PodGroup

Table 1 PodGroup labels of the cluster scheduling components

Parameter

Description

Value

Required Component

ring-controller.atlas

Pod that identifies "Atlas"

  • ascend-910
  • ascend-{xxx}b

Ascend Device Plugin, Ascend Operator, Volcano

fault-scheduling

Whether to enable fault rescheduling

grace, force, and off

Volcano, Resilience Controller

elastic-scheduling

Whether to enable job elastic scheduling

on

Resilience Controller, Volcano

fault-retry-times

Number of times that a job can be rescheduled due to a service plane fault

0–100

Volcano, Ascend Operator

tor-affinity

Switch affinity policy

  • normal-schema
  • large-model-schema
  • null

Volcano

npu-310-strategy

Scheduling policy of the inference server (with Atlas 300I inference cards)

  • card
  • chip

Volcano

pod-rescheduling

Whether to enable pod-level rescheduling

  • on: Enables pod-level rescheduling.
  • Other values or not using this field: Disables pod-level rescheduling.

Volcano

process-recover-enable

Whether to enable process-level rescheduling

  • on: Enables process-level rescheduling.
  • Other values or not using this field: Disables process-level rescheduling.

Volcano

subHealthyStrategy

Subhealth node handling policy

  • ignore: Ignore the subhealthy node. The node is not preferentially scheduled during affinity scheduling of subsequent jobs.
  • graceExit: Stop using the subhealthy node and perform rescheduling after the dying gasp checkpoint file is saved. Subsequent jobs will not be scheduled to this node.
  • forceExit: Stop using the subhealthy node, exit the job without saving files, and perform rescheduling. Subsequent jobs will not be scheduled to this node.
  • hotSwitch: Execute hot switching. After starting the backup pod, suspend the training job, and restart the training job on the new node.

Volcano

Table 2 PodGroup annotations of the cluster scheduling components

Resource

Description

Value

Required Component

sp-block

Number of processors on logical SuperPoDs

Integer

Volcano, Ascend Operator

huawei.com/schedule_policy

Scheduling policy.

See Table 3 for its configurations.

Volcano

sp-fit

SuperPoD scheduling policy

idlest: Scheduling to a more idle physical SuperPoD.

Volcano

huawei.com/schedule_minAvailable

Minimum number of replicas that can be scheduled by a job.

Integer

Volcano

huawei.com/recover_policy_path

Rescheduling policy

pod: Only pod-level rescheduling is supported. Rescheduling at the job level is not supported.

Volcano

huawei.com/schedule_enable_dequeue

Whether to dequeue a job (changing its status from Inqueue to Pending) This parameter needs to be manually configured.

  • on: enabled
  • Other values: disabled

If this parameter is not set, the function is disabled by default.

Volcano

huawei.com/schedule_dequeue_frequency

Number of times that a job is dequeued. The value is automatically updated by Volcano.

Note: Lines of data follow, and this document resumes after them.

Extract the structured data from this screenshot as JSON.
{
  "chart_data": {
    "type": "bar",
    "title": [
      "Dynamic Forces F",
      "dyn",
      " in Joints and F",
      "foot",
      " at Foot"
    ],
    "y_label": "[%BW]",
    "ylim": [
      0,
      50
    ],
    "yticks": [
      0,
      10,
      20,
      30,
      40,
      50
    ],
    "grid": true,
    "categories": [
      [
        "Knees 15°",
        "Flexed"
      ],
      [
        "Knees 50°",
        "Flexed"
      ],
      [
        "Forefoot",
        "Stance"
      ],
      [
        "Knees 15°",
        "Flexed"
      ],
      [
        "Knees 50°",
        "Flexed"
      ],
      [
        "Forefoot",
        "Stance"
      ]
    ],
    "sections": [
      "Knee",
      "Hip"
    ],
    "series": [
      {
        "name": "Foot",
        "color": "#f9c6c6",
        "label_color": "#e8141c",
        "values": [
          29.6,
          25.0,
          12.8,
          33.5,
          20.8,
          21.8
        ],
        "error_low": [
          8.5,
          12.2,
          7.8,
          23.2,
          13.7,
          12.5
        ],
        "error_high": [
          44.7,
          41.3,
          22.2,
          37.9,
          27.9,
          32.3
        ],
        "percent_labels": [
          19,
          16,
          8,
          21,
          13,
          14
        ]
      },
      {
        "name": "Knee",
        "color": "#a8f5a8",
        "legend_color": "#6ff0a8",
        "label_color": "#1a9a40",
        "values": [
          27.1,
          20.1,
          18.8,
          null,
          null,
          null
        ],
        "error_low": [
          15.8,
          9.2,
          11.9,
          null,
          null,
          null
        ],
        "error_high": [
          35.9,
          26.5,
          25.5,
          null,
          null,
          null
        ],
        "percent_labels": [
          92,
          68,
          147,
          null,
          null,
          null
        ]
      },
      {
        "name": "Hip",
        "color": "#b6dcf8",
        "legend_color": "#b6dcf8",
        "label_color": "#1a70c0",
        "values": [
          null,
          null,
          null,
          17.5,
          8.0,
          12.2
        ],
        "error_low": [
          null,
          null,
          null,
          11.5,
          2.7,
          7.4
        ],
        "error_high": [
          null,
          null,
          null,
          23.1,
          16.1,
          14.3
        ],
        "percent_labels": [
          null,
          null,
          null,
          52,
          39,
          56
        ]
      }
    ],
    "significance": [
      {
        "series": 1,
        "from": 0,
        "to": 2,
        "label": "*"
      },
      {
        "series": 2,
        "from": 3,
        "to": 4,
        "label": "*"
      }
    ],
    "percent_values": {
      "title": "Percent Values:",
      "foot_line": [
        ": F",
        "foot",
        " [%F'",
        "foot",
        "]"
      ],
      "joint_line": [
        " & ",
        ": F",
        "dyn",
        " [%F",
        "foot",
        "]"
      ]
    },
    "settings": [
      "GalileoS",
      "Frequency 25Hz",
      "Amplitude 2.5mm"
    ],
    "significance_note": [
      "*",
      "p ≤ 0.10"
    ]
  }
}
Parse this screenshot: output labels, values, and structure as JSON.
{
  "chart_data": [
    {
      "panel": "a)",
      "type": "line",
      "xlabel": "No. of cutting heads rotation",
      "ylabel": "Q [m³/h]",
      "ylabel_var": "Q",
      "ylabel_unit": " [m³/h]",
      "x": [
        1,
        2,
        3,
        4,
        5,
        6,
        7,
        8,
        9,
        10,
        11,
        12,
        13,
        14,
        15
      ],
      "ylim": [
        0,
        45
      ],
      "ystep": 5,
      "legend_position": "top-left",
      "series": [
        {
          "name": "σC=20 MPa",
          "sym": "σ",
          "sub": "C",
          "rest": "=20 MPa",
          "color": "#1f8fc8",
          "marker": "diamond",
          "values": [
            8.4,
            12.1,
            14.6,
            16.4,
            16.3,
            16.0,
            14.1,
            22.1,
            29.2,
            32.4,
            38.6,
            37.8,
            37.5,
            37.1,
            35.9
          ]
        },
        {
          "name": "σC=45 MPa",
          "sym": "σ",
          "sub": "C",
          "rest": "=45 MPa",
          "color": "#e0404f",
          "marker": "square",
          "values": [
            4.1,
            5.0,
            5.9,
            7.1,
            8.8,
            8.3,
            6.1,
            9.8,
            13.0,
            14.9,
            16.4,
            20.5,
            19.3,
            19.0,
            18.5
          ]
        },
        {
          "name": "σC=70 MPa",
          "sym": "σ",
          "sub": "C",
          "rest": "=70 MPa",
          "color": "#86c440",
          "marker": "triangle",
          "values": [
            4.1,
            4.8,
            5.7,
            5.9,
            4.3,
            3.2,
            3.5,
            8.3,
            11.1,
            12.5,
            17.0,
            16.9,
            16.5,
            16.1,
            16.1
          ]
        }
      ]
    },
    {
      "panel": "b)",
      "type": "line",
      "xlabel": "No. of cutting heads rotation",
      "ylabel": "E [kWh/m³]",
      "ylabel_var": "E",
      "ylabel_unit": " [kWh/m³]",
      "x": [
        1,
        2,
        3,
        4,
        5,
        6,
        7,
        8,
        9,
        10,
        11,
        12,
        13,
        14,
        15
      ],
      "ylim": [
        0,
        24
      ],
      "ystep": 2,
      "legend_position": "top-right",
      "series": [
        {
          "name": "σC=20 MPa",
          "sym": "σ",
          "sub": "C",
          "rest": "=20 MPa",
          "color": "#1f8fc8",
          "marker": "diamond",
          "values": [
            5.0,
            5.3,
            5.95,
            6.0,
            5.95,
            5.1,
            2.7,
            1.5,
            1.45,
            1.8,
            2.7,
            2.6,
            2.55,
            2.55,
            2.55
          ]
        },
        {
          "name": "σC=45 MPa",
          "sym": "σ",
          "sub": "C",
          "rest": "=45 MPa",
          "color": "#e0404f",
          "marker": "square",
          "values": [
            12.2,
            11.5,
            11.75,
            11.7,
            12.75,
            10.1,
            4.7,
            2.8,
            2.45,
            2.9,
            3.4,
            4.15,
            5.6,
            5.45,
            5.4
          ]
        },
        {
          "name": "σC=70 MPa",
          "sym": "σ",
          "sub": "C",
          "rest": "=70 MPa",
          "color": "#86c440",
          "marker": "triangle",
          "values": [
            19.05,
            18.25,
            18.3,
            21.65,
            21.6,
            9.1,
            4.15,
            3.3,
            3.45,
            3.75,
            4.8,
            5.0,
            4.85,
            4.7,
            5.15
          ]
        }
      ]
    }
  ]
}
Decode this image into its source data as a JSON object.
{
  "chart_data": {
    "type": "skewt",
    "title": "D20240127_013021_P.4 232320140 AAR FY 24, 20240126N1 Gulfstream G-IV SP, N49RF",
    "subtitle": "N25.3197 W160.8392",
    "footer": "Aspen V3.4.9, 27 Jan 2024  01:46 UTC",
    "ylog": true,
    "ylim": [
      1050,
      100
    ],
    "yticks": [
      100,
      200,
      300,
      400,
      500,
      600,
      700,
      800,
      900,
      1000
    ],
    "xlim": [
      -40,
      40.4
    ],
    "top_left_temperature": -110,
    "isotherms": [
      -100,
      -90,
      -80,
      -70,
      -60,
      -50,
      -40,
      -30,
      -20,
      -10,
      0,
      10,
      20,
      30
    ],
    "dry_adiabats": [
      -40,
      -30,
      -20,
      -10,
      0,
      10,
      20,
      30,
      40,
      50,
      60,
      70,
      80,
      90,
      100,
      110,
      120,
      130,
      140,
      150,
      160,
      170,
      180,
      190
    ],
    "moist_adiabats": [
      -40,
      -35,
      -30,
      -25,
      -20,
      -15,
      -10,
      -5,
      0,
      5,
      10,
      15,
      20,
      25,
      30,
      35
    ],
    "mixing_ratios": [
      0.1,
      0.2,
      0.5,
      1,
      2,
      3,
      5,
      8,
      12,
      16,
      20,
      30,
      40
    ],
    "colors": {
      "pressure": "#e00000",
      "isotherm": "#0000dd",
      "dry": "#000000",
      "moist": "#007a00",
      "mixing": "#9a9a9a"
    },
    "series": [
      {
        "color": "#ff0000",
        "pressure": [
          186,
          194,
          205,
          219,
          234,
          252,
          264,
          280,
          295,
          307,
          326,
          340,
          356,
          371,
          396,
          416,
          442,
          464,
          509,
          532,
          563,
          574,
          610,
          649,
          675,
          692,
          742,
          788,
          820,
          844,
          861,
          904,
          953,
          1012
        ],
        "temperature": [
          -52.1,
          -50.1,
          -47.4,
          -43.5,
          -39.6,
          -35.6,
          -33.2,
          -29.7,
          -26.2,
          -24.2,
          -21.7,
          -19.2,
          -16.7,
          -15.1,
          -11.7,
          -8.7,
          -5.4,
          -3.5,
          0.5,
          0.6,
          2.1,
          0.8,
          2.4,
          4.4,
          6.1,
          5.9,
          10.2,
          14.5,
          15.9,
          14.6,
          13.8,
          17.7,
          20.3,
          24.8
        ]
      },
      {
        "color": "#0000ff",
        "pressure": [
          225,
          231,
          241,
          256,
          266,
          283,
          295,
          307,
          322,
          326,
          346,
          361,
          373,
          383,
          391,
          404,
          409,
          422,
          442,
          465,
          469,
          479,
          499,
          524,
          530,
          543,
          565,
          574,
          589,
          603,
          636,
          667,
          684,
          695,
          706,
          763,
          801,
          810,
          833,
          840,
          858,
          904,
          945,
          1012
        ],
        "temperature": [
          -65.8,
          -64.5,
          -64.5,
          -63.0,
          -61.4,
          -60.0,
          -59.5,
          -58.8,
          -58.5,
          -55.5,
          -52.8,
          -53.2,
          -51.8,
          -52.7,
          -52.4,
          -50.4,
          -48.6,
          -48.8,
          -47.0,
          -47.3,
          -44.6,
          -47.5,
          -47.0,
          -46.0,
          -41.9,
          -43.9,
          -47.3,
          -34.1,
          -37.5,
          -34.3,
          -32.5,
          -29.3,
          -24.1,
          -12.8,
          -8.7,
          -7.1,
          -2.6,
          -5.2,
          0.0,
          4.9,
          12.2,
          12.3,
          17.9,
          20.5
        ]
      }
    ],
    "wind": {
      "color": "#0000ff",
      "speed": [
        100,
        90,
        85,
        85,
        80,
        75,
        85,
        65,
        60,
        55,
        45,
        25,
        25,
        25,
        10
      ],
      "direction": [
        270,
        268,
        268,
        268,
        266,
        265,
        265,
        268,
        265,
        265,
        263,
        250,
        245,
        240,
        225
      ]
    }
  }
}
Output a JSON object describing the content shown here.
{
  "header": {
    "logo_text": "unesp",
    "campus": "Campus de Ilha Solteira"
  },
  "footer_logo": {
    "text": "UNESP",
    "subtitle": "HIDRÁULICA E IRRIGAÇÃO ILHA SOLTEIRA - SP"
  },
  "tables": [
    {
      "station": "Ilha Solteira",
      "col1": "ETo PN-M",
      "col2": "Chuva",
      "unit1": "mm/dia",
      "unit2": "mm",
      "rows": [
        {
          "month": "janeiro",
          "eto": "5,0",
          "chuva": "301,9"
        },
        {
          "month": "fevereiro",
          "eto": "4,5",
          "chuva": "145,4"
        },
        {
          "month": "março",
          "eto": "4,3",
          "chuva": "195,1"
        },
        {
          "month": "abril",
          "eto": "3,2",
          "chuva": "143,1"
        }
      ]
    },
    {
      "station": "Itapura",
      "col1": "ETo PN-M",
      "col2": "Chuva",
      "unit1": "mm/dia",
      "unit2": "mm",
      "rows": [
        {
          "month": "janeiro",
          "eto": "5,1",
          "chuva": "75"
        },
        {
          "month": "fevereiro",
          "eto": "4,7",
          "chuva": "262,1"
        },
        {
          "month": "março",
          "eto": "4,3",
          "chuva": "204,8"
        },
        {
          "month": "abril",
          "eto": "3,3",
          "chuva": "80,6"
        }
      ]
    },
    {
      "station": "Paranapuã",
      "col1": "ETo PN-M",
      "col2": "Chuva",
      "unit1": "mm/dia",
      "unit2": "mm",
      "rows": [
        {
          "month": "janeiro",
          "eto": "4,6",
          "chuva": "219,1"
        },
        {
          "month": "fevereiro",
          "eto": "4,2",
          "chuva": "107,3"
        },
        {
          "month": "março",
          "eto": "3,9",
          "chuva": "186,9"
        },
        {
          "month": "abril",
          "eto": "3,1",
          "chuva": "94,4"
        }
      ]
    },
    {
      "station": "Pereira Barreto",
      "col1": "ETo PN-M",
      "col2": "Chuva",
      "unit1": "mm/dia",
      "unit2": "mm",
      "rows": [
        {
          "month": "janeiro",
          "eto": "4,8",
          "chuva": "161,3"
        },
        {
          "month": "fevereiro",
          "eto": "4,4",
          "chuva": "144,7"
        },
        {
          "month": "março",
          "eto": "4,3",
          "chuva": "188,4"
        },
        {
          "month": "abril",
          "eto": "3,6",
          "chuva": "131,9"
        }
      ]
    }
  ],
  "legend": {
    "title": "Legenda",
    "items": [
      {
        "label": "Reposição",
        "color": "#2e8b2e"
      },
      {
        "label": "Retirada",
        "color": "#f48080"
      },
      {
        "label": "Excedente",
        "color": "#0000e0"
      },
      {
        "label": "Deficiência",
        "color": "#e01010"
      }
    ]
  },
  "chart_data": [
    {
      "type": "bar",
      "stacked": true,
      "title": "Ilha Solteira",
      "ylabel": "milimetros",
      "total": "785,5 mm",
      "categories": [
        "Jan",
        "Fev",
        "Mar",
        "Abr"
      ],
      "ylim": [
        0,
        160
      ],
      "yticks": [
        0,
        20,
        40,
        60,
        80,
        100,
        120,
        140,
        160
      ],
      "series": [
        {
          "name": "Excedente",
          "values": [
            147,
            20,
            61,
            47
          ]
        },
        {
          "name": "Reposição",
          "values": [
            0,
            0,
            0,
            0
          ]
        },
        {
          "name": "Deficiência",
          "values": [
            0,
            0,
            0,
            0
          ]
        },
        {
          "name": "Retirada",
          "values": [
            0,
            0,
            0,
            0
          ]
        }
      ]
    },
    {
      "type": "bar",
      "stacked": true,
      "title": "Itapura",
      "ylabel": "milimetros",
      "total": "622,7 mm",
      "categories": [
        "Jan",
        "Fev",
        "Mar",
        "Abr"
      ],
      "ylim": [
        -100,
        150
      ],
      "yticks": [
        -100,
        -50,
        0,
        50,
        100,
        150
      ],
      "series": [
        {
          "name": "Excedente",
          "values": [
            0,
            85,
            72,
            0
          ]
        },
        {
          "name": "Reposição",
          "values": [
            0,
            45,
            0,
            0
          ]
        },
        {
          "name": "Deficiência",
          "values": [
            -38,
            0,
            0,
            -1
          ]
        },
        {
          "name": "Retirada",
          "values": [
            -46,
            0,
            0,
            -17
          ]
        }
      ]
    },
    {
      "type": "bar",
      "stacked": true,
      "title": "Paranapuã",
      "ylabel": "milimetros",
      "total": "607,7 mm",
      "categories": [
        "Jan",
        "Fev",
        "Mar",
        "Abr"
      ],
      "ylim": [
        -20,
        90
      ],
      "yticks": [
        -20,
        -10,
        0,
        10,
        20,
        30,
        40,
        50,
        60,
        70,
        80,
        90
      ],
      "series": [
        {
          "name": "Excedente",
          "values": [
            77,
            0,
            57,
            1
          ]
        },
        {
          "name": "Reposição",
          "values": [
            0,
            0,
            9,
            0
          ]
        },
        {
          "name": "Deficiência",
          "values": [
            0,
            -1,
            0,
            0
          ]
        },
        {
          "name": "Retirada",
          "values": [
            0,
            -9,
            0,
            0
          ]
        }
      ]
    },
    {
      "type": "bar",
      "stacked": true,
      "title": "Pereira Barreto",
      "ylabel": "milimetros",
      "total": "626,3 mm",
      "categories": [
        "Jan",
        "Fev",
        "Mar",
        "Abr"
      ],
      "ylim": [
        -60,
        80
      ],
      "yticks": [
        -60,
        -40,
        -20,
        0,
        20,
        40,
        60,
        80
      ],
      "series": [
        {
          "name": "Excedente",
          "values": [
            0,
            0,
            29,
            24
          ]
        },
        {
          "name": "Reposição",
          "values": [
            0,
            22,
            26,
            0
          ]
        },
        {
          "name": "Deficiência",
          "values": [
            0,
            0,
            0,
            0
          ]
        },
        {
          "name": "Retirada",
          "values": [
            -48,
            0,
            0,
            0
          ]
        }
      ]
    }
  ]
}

The value increases by 1 each time a job is dequeued.

NOTE:

Delete the value if the job is not in the Inqueue or Pending status.

Volcano

huawei.com/schedule_enqueue_time

Time when a job is enqueued (changing its status from Pending to Inqueue). The value is automatically updated by Volcano.

Milliseconds-level timestamp.

NOTE:
  • If enqueuing a job takes longer than 5 minutes and the dequeue function is enabled, the job is removed to free resources for other jobs.
  • Delete the value if the job is not in the Inqueue status.

Volcano

Table 3 huawei.com/schedule_policy configuration description

Configuration

Description

chip4-node8

One node has eight processors, and four processors form an interconnection ring, for example, the processor layout of the Atlas 800 training server (model 9000) or Atlas 800 training server (model 9010).

chip1-node2

One node has two processors. For example, one Atlas 300T training card can be equipped with only one processor, and one node can be equipped with a maximum of two Atlas 300T training cards.

chip4-node4

One node has four processors, and four processors form an interconnection ring, for example, the processor layout of the Atlas 800 training server (model 9000) or Atlas 800 training server (model 9010).

chip8-node8

One node has eight processors, and eight processors form on one interconnection ring, for example, the processor layout of the Atlas 800T A2 training server.

chip8-node16

One node has 16 processors, and eight processors form on one interconnection ring, for example, the processor layout of the Atlas 200T A2 Box16 heterogeneous subrack.

chip2-node16

One node has 16 processors, and two processors form on one interconnection ring, for example, the processor layout of the Atlas 800T A3 SuperPoD Server.

chip2-node16-sp

One node has 16 processors, and two processors form on one interconnection ring, and multiple servers form a SuperPoD, for example, the processor layout of the Atlas 900 A3 SuperPoD.